Da auch im Motorsport die umweltpolitischen Gesichtspunkte immer mehr Gewicht erhalten hat die FIM einen neuen Ausschuß gegründet, der sich mit der Umweltrelevanz beschäftigt.
Bei der ab 2010 verpflichtenden Richtlinie zur Lärmmessung werden neue Messmethoden angewendet.
Zukünftig wird in einem Abstand von 2 Metern, in einer Höhe von 1,35 Metern und in einem 45° Winkel zur Längsachse der Lärm gemessen. Die weiteren Neuerungen betreffen die Drehzahl und den freien Raum hinter dem Messgerät. Die Messung erfolgt dann bei Vollgas, ebenso muss hinter dem Messgerät ein 10 Meter langer Freiraum sein.

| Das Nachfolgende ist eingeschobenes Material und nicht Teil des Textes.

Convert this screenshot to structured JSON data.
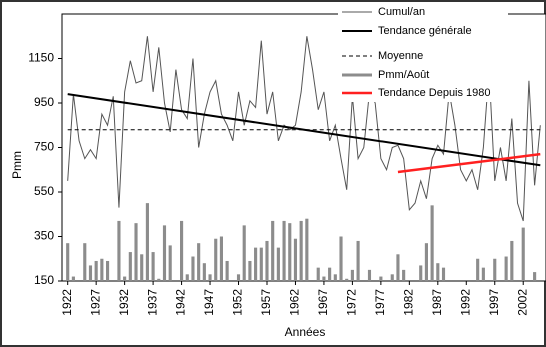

Bei dieser Methode soll der tatsächlich entstehende Lärm während des Rennens realistischer einzuschätzen sein. Allerdings ist man sich über das Limit noch unklar. Ein im Abstand von 2 Metern gemessenes Ergebnis von 94 dBa, entspräche 106 dBa im Abstand von 50 cm. Unter Rennbedingungen könne man 94 dBa jedoch noch in einem Abstand von bis zu 8 Metern messen.

Auf einem 4-Seitigen Papier sind nun die Punkte zur Übergangszeit aufgelistet, die ab 2010 dann verpflichtend werden. Die Zusammenarbeit der Hersteller und der spezialisierten Anbieter mit der FIM soll weiterhin verbessert werden um dann in einem Jahr diese Richtlinie dann International und National problemlos einzuführen.